De l'homme et de l'animal

Giorgio Agamben

THEROMORPHE

Le banquet messianique

dans la prophétie messianique d'Isaïe 11, 6-9 (qui plaisait tant à Ivan Karamazov) il est dit que "le loup demeurera avec l'agneau / et la panthère se couchera prés du chevreau / le veau et le lionceau paîtront ensemble / sous la conduite d'un enfant" (que l'on pourrait analyser ainsi : à la fin des temps - la fin de la notion de temps, quand l'esprit humain aura atteint sa perfection et s'épanouira dans un état d'immédiat permanent, donc sans aller et retour vers le futur et le passé), l'humanité sera alors devenue végétarienne (paître), l'homme ne représentera plus aucun danger pour l'homme, et les guides de l'humanité (ses guides), seront simples, purs et naïfs comme des enfants.)

Des archontes

Dans la mythologie gnostique, les archontes sont des entités demoniques qui créent et gouvernent le monde matériel, dans lequel les éléments spirituels et lumineux se trouvent mélangés et emprisonnés dans les éléments obscurs et corporels.(depuis plus d'un siècle nous pouvons nous considerer dans un temps gouverné sous une telle dominance)

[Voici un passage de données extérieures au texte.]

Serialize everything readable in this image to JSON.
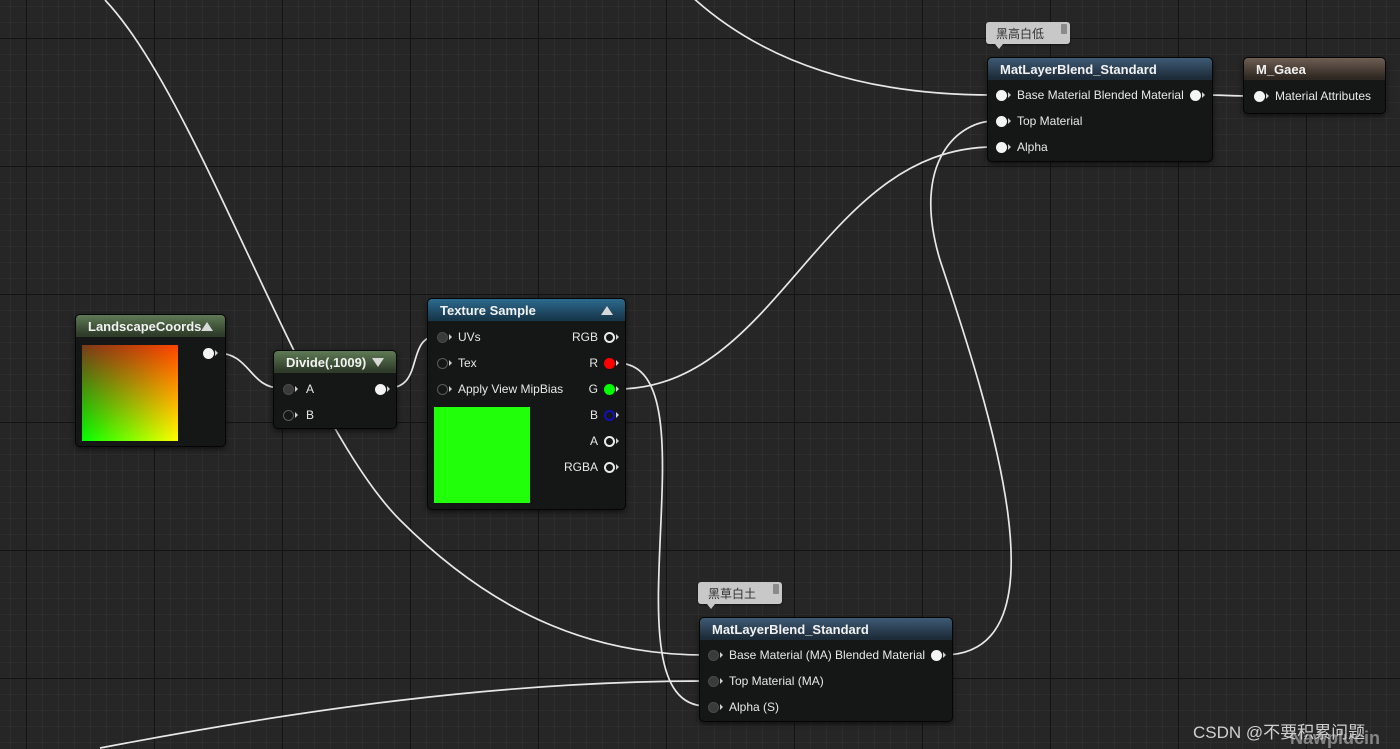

Parmi les thèmes centraux de la lecture hégélienne de Kojève, dont Bataille avaient été l'auditeur à l'école des hautes études, se trouvait, en effet, le problème de la fin de l'histoire et de la figure que l'homme et la nature auraient assumée dans le monde post-historique, quand le patient processus du travail de la négation, par lequel l'animal de l'espèce Homo sapiens, était devenu humain, serait parvenu à sa conclusion. (Agamben remarque que Kojève ne consacre a ce problème central qu'une seule note du cour de 1938-1939) Selon moi, Hegel entend par histoire, l'évolution de la société humaine, le moment de sa constitution (temps auxquels nous appartenons) et le monde post-historique correspondrait alors à l'humanité aboutie, l'humanité qui ne fabriquerait plus rien (y compris de l'histoire) puisque tout serait arrivé à sa perfection (à sa conclusion). Le patient processus équivalant aux centaines de milliers voire millions, d'années qu'il aura fallu pour transformer un primate naturel en humain accomplit vivant dans un monde entièrement finalisé.

ACEPHALE

Du retour à l'animal

Plus loin, Agamben cite Kojève ; La disparition de l'homme à la fin de l'histoire n'est donc pas une catastrophe cosmique, le Monde naturel reste ce qu'il est de toute éternité. Et ce n'est pas non plus une catastrophe biologique : l'Homme reste en vie en tant qu'animal qui est en accord avec la Nature ou l’Être donné. Ce qui disparaît, c'est l'Homme proprement dit (l’ego de l'homme) c'est à dire l'Action négatrice (tout ce qui n'est pas extase), du donné et l'erreur, ou en général le Sujet opposé à l'Objet (l'homme n'est plus en opposition avec la nature pour la construire, puisque celle ci est construite pour lui, il en fait partie et se ressens comme un objet parmi elle). C'est à dire l'anéantissement de l'Homme proprement dit ou de l'individu libre et historique (l'individu qui se perçois comme libre alors qu'il ne l'est pas, car l'homme n'est libre qu'en état d'extase, en totalement harmonie et sans résistance avec les choses), signifie tout simplement la cessation de l'action au sens fort du terme (l'humanité étant finaliser il n'y a plus besoin d'action pour la construire). Ce qui veut dire pratiquement : la disparition des guerres et des révolutions sanglantes (la paix universelle, l'ultime perfection comme l'entend la mecaniqueuniverselle). Et encore la disparition de la philosophie; car l'homme ne changeant plus essentiellement lui-même, il n'y a plus de raison de changer les principes (vrais) qui sont la base de sa connaissance du Monde et de soi (la philosophie aura remplie sa mission, et n'aura plus besoin d'être dans un monde consacré uniquement à le jubiler). Mais tout le reste peut se maintenir indéfiniment ; l'art, l'amour, le jeu, etc. bref, tout ce qui rend l'homme heureux" (le bonheur suprême, le souverain bien, l'extase, la béatitude, le nirvana) Kojève, p. 434 435.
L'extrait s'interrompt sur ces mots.